Control Nomad job restart due to Vault key update

Hi team,

Our Nomad jobs are getting restarted whenever a linked vault key is updated, which is the desired behaviour. I am looking for some info how can we better control the restarts. We have 8 instances in a job and if all 8 restart at the same time, we experience and outage for about 5-6 seconds (the time it takes for the allocs to restart).

Can the update or restart stanza be useful here? Asking as I could not find anything in the docs.

thanks.

1 Like

Hi @vikas.saroha,

The template.splay job specification option should help avoid this thundering heard problem.

Thanks,
jrasell and the Nomad team

1 Like

thanks @jrasell. Appreciate your help!

1 Like

@jrasell we have noticed that while splay helped with spreading out the restarts, it does not solve the outage problem entirely. The concerned application is a webapp that uses consul service discovery + traefik ingress. When an allocation restarts it’s not removed from the consul catalog and hence traefik keeps sending requests to it while the alloc is being restarted (takes about 10-15 seconds during which the app returns 502 errors).
I wonder if there’s a way to remove the alloc from consul before Nomad kills it.

The deployment process does exactly that hence we see no 502 responses during deployments.

I have noticed that the cli cmd nomad alloc stop xxxx also removes the service from consul so that works too.

Just wanted to confirm with you if it’s possible with Nomad currently or do we need to build something custom to handle the template updates.

Hi @vikas.saroha,

Do the services have attached checks? If not, this would be an addition I would look into as Traefik should remove services from its routing table that are unhealthy.

I just took a look into the code, and it seems there is a difference between services blocks at the task level or group level. I wonder if you could try moving your service blocks to the task level, and whether this helps your current situation?

Thanks,
jrasell and the Nomad team

Thanks for looking into it @jrasell.

Yes, we are using a check block in the service.

check {
          name     = "alive"
          type     = "http"
          path     = "/health"
          interval = "2s"
          timeout  = "1s"
        }

I moved the service to the task and the outcome is still the same.

There are 2 scenarios where the restarts are gracefully handled -

  1. Deployments
  2. Stopping the allocations by the cli

And in both of those the alloc receives the killing signal.

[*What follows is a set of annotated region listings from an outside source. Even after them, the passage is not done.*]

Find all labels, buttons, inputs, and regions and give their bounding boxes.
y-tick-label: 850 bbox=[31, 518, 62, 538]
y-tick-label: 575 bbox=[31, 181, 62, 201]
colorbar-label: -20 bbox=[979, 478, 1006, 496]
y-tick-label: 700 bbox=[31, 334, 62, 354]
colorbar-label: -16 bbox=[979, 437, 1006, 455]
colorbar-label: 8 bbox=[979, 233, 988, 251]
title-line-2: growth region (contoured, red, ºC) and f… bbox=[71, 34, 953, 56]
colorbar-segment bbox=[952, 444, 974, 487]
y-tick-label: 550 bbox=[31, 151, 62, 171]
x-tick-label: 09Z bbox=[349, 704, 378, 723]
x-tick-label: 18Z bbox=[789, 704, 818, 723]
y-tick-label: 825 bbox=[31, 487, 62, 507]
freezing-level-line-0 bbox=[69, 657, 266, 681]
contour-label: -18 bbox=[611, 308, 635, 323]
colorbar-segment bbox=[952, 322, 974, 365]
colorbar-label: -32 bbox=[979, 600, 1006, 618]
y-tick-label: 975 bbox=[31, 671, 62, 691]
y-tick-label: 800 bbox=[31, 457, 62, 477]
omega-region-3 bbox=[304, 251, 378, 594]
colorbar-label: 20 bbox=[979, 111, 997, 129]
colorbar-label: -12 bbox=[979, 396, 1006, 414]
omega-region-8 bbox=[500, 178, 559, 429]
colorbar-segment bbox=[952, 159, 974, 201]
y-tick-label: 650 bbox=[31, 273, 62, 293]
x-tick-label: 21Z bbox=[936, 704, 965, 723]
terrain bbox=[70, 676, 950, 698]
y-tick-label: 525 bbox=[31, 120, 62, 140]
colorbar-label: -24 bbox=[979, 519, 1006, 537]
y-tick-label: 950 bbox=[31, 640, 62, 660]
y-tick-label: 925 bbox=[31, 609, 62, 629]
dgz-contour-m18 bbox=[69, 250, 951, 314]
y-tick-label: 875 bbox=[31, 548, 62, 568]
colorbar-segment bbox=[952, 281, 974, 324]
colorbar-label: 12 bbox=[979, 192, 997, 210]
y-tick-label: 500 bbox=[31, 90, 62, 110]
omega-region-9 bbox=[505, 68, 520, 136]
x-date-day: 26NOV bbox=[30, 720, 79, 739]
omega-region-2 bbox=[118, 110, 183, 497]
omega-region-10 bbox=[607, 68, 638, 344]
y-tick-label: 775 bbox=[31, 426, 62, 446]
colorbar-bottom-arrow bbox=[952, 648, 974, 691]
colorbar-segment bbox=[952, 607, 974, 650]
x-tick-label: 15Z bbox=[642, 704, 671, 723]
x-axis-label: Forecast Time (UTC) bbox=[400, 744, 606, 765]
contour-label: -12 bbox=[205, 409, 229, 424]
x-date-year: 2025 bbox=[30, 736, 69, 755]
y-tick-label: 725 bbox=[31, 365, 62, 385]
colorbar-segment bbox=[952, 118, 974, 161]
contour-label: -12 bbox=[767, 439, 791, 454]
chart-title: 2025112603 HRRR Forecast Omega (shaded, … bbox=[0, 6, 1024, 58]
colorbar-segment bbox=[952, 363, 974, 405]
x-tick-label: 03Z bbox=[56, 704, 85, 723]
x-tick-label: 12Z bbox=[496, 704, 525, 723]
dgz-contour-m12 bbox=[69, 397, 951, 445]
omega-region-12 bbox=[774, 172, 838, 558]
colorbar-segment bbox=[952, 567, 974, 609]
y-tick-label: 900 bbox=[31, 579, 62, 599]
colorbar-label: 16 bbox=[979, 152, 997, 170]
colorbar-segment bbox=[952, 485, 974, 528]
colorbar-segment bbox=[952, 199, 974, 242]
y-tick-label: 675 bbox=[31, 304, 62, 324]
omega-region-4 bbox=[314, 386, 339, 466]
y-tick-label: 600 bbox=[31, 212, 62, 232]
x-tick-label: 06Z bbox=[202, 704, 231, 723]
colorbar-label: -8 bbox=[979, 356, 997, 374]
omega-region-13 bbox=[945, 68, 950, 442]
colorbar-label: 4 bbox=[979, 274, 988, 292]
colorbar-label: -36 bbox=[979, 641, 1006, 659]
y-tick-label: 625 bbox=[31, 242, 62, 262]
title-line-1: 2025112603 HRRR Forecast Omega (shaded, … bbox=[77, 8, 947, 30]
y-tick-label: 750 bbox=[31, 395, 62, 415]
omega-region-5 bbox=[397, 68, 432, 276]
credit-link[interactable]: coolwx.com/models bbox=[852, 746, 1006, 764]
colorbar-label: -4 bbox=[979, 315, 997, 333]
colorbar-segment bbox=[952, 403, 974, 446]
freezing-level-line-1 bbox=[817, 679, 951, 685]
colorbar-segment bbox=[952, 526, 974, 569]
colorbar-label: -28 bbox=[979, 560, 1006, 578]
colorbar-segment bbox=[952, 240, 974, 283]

It seems that helps with removing the alloc from consult Catalog before killing the alloc.

The events for restarts triggered by template change however show a different sequence of events -

Perhaps a solution could be to add stop as an option to change_mode. Which would shutting down of the alloc and allow for graceful handling of template changes.

For reference this our job spec -

job "[[.job_name]]" {
  datacenters = ["[[.datacenter]]"]
  type = "service"

  group "[[.group_name]]" {
    count = 3
    network {
      port "http" {
        to = 3000
      }
    }

    update {
      max_parallel     = [[ or .max_parallel 1 ]]
      canary           = [[ or .canary 1 ]]
      auto_revert      = true
      auto_promote     = true
      min_healthy_time = "1s"
      healthy_deadline = "2m"
      health_check = "checks"
    }

    task "[[.task_name]]-[[.namespace]]" {
      driver = "docker"
      config {
        image = "[[.image_repo]]:[[.image_tag]]"
        ports = ["http"]
        entrypoint = ["sh", "-c"]
        command = "bin/puma -C config/puma.rb"
      }

      service {
        name = "[[.namespace]]-puma"
        tags = [
          "traefik.enable=true",
          "traefik.http.routers.[[.namespace]]-puma.rule=Host(`[[.app_url]]`)"
        ]
        port = "http"
        check {
          name     = "alive"
          type     = "http"
          path     = "/health"
          interval = "2s"
          timeout  = "1s"
        }
      }

      shutdown_delay = "10s"

      resources {
        cpu    = [[ or .cpu 500 ]]
        memory = [[ or .memory 600 ]]
        memory_max = [[ or .memory_max (or .memory 600) ]]
      }

      restart {
        attempts = 10
        delay    = "1s"
        interval = "1m"
        mode     = "fail"
      }

      vault {
        policies = ["[[.vault_policy]]"]
        change_mode   = "restart"
      }

      template {
        data = <<-EOH
          {{ with secret "[[.secrets_path]]" }}{{ range $key, $value := .Data.data }}
          {{ $key }} = {{ $value }}
          {{ end }}{{ end }}
        EOH

        destination = "secrets/vault-env"
        env         = true
      }
    }
  }
}

PS: using change_mode=signal results in similar outcome as restart, so doesn’t fix the problem either.